Won't work on my geo metro, running or not during the day, my voltage is usually about 14.5v lol.

It has enough power I could probably remove the alternator.

Oversized starting battery, 128ah worth of SLA battery tied in, and 100w solar panel on the roof.

One of these days, I'll get around to rigging a auxiliary battery in the other car and another solar panel...

Helps run auxiliary equipment and self charges, even takes care of small battery drains, self fixes.



Rigging up a 35-55ah SLA battery in a vehicle with a smart isolator and a high amperage relay back to the starting battery, with the flip of a switch you could jump your own starter battery.

A solar panel would give extra range, I like glass and aluminum framed 100w panels.
 
Won't work on my geo metro, running or not during the day, my voltage is usually about 14.5v lol.

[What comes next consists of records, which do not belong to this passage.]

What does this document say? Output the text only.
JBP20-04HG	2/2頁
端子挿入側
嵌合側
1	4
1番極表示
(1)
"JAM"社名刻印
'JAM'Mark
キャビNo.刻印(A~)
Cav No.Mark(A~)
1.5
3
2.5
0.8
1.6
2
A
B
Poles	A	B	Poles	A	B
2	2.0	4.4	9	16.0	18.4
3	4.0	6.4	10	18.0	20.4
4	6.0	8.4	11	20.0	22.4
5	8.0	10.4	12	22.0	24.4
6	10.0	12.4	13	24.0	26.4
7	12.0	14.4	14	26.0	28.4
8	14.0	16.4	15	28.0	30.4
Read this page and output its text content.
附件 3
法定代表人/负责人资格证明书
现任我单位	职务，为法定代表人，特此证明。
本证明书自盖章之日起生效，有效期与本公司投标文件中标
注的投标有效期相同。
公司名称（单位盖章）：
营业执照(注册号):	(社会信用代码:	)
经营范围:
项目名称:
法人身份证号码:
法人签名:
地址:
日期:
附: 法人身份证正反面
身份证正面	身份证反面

It has enough power I could probably remove the alternator.

Oversized starting battery, 128ah worth of SLA battery tied in, and 100w solar panel on the roof.

One of these days, I'll get around to rigging a auxiliary battery in the other car and another solar panel...

Helps run auxiliary equipment and self charges, even takes care of small battery drains, self fixes.



Rigging up a 35-55ah SLA battery in a vehicle with a smart isolator and a high amperage relay back to the starting battery, with the flip of a switch you could jump your own starter battery.

A solar panel would give extra range, I like glass and aluminum framed 100w panels.
Sounds friggin RAD…. Though it's over my head. On a Metro?… sweet. Is this a Zombie vehicle?